I use reality to mean everything in existence. We used to use the term universe to mean everything, but scientists began speculating about multiverses and the word universe meant less than everything. Also, we tend to think of the universe in astronomical terms, and when I mean everything, I want it to encompass all the dimensions of existence everywhere, to whatever is beyond the quantum world to whatever existences lies beyond the multiverses.

The first reality of reality is that our local existence is an infinitely tiny portion of reality. We appear to exist in a three-dimensional domain defined by our sight, which gives us the illusion that we are small creatures in a large world. In reality, we are specks on a speck.

The second thing we need to remember about reality is that our lives have no meaning in relation to reality. Reality is completely indifferent to our existence. That every religion and philosophy we’ve ever created to explain reality are delusions by infinitesimally tiny beings. Think of our thoughts as a bacterium in our body speculating about its existence.

The third thing to remember about reality is that we spend our entire existence imposing order on chaos in our local bit of reality. Subatomic particles create atoms, and atoms create molecules, and molecules create inorganic chemistry, and inorganic chemistry creates biology, and biology creates humans, and humans create civilizations, and civilizations create technology, and technology is creating artificial intelligence. Reality is always evolving into something else.

Everything we do involves creating order out of chaos. We breathe and eat to stay alive. We learn to make sense of reality. We work to own things. We maintain the things we own. Doing the dishes imposes order on the kitchen. Washing clothes imposes order on our wardrobes. Gardening and landscaping impose order on our yard. Writing imposes order on our thoughts. Decluttering imposes order on our desks. Talking to people creates order in our relationships.

How much order we impose depends on how many habits, possessions, and people we want to control. The more we try to control, the more stress we feel. As we age, and our physical and mental abilities decline, we slowly lose control of everything we’ve worked to control. That is the reality of our lives.

We comprehend reality through science, but it’s extremely difficult because reality is hard to understand. At best, science notices repeatable statistical patterns that we can label with terms that we share. Like I said, religions and philosophies are mere delusions we embrace to think we understand reality. We don’t. We spend our lives acting on beliefs, believing we know more than we do.
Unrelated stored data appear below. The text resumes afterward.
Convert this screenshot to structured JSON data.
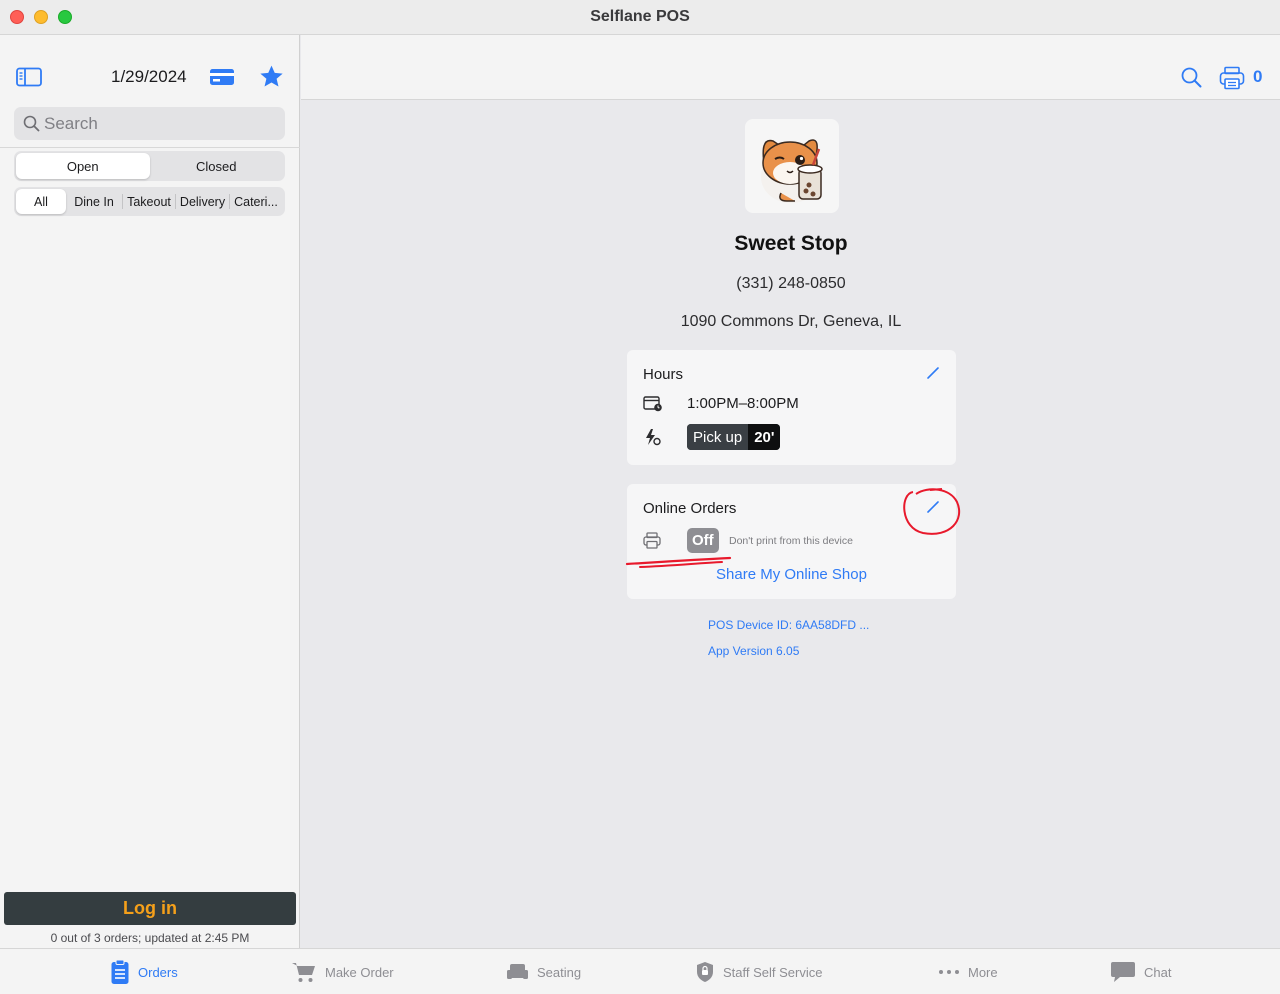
{
  "window": {
    "title": "Selflane POS"
  },
  "sidebar": {
    "date": "1/29/2024",
    "search_placeholder": "Search",
    "state_tabs": [
      "Open",
      "Closed"
    ],
    "type_tabs": [
      "All",
      "Dine In",
      "Takeout",
      "Delivery",
      "Cateri..."
    ],
    "login_label": "Log in",
    "status": "0 out of 3 orders; updated at 2:45 PM"
  },
  "topbar": {
    "printer_count": "0"
  },
  "store": {
    "name": "Sweet Stop",
    "phone": "(331) 248-0850",
    "address": "1090 Commons Dr, Geneva, IL"
  },
  "hours": {
    "title": "Hours",
    "time": "1:00PM–8:00PM",
    "pickup_label": "Pick up",
    "pickup_minutes": "20'"
  },
  "online_orders": {
    "title": "Online Orders",
    "print_state": "Off",
    "print_note": "Don't print from this device",
    "share_link": "Share My Online Shop"
  },
  "device": {
    "id_text": "POS Device ID: 6AA58DFD ...",
    "version_text": "App Version 6.05"
  },
  "tabs": [
    {
      "label": "Orders",
      "icon": "clipboard-icon"
    },
    {
      "label": "Make Order",
      "icon": "cart-icon"
    },
    {
      "label": "Seating",
      "icon": "sofa-icon"
    },
    {
      "label": "Staff Self Service",
      "icon": "shield-icon"
    },
    {
      "label": "More",
      "icon": "ellipsis-icon"
    },
    {
      "label": "Chat",
      "icon": "chat-bubble-icon"
    }
  ],
  "colors": {
    "accent": "#2f7bf5",
    "login_bg": "#343d40",
    "login_text": "#f5a01a",
    "annotation": "#e8192c"
  }
}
We are creatures who live on delusions imposed on us by our biological urges and the delusions imposed on us by our culture and society. Except for Zen Buddhists, few people attempt to free themselves of their delusions. Instead, they passionately embrace their delusional beliefs by expending vast efforts to make them a reality.

I think about all of this as I encourage myself to go outside this morning to work at imposing order on the forty-thousand square feet of chaos that is my yard. The weeds are winning. They want to impose their order over my plot of land that I delusionally think I own and control. But it looks like rain, and as I glance around this room, I see three desks piled high with disorder that I need to wrestle into order. And I haven’t done my physical therapy exercises yet. If I don’t do them, my back falls into chaos, and I suffer great pain.

It would be so much easier to veg out in front of YouTube videos and let a little more disorder take over the house and yard.